A Fair Attitude to the Past?

Materials: Flipchart paper, markers

 

Exercise description

Step1. Split into smaller groups based on nationality, ethnicity or religion. Each group is tasked with making a wall newspaper on: “What would need to change where my people are the majority in order to have a fair attitude to the past and take a step towards reconciliation?” The time for group work is 20 minutes.

Step 2. The groups present their wall newspapers, with possible questions for clarification.

Step 3. After that all the wall newspapers are put up where everyone can see them. The task for all the participants is to look at the wall newspapers their group did not make and add what they think is missing: “What else would need to get sorted in these communities in your opinion?” They write on the same paper but use a different coloured pen. They have 20 minutes.

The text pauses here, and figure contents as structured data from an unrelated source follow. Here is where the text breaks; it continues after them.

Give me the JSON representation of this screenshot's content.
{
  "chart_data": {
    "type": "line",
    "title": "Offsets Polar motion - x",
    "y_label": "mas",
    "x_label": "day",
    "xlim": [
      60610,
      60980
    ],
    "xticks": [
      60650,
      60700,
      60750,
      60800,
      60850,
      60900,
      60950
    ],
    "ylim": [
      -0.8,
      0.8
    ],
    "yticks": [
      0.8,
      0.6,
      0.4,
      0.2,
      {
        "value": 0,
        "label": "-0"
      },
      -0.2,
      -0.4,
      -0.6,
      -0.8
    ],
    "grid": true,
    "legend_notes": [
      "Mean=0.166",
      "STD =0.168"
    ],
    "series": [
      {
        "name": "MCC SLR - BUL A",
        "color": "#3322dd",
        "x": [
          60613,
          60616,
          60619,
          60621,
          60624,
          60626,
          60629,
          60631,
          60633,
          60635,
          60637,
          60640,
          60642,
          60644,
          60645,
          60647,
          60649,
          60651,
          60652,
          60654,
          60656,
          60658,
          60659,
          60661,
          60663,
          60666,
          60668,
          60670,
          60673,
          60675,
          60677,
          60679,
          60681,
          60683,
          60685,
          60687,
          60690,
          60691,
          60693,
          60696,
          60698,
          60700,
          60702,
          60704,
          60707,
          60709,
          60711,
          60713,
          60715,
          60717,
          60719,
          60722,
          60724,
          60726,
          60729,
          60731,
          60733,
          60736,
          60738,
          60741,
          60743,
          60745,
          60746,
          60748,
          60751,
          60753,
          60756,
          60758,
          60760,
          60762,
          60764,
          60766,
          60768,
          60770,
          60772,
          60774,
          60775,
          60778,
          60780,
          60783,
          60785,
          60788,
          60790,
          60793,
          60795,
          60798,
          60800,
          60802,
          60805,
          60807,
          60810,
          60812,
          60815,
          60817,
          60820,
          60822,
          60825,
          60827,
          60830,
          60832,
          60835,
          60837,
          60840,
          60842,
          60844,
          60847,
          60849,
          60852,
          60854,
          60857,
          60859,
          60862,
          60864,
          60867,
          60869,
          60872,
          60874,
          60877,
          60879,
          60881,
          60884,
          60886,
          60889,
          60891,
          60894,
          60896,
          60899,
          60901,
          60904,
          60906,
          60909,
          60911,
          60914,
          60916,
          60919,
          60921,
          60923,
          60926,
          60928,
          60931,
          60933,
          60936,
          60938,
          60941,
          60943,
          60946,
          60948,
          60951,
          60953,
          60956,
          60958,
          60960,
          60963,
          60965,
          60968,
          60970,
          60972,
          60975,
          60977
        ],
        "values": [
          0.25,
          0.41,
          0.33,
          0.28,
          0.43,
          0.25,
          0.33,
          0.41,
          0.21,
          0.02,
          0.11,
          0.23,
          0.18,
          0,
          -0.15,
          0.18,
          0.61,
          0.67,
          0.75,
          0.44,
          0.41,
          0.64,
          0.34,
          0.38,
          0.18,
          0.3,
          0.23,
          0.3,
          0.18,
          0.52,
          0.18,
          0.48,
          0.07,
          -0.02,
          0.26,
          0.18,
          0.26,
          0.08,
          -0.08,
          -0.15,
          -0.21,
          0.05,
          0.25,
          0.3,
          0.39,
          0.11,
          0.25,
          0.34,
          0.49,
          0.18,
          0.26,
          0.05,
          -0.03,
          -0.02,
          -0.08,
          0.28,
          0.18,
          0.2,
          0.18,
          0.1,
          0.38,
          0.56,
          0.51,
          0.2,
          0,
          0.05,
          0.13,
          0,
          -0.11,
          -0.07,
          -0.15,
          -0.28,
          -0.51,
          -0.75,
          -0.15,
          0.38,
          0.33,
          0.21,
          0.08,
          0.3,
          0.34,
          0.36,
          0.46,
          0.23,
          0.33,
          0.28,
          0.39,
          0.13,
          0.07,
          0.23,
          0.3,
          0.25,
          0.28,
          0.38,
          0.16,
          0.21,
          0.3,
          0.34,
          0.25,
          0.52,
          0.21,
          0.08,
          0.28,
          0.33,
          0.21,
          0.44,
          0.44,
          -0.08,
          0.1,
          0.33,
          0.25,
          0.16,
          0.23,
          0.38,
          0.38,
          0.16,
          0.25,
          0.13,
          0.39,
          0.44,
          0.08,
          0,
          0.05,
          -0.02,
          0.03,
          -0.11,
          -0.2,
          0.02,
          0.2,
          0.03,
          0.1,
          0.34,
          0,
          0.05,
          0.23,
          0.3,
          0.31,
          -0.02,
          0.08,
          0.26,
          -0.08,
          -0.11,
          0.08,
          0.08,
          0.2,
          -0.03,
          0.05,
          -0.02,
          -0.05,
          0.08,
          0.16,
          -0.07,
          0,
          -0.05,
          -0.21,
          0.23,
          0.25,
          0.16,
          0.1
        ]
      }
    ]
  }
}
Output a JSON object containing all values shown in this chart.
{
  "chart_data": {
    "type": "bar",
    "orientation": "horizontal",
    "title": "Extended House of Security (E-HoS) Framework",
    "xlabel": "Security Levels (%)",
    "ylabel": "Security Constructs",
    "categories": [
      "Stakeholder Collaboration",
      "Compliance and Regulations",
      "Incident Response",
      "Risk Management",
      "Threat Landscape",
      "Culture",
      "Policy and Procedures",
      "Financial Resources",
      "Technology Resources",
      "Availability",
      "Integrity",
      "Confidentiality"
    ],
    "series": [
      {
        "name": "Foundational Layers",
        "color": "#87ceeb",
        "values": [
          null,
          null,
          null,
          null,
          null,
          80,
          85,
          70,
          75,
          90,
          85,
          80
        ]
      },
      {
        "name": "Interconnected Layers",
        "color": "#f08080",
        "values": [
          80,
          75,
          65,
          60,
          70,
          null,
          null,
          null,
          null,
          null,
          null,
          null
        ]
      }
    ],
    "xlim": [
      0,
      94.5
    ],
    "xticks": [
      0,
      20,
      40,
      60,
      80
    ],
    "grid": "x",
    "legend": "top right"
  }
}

Step 4. They read the additions and discuss the key issues that crop up in the plenary.

Discussion in the plenary

Suggested questions for the discussion:

What was it like writing about yourselves, and about others? How do you feel about what everyone else added to your newspaper? How much opportunity do you get to discuss this in real life and what is the attitude towards the “additions”, the tasks that people outside your group put before you?

 

Alternative version

In step 3, instead of all the participants adding to all the other wall newspapers, you can form smaller groups and task them with adding to specific wall newspapers. The smaller groups should be made up of people that did not participate in making the wall newspaper they are adding to. This way people would not walk around the room and go up to all the wall newspapers, but would stay in one place and focus on adding to just one wall newspaper.


Notice:

Keep in mind that some people may feel uncomfortable writing on wall newspapers made by others, so they will need to be encouraged or you will need to clarify the purpose of the exercise and how helpful feedback from others can be.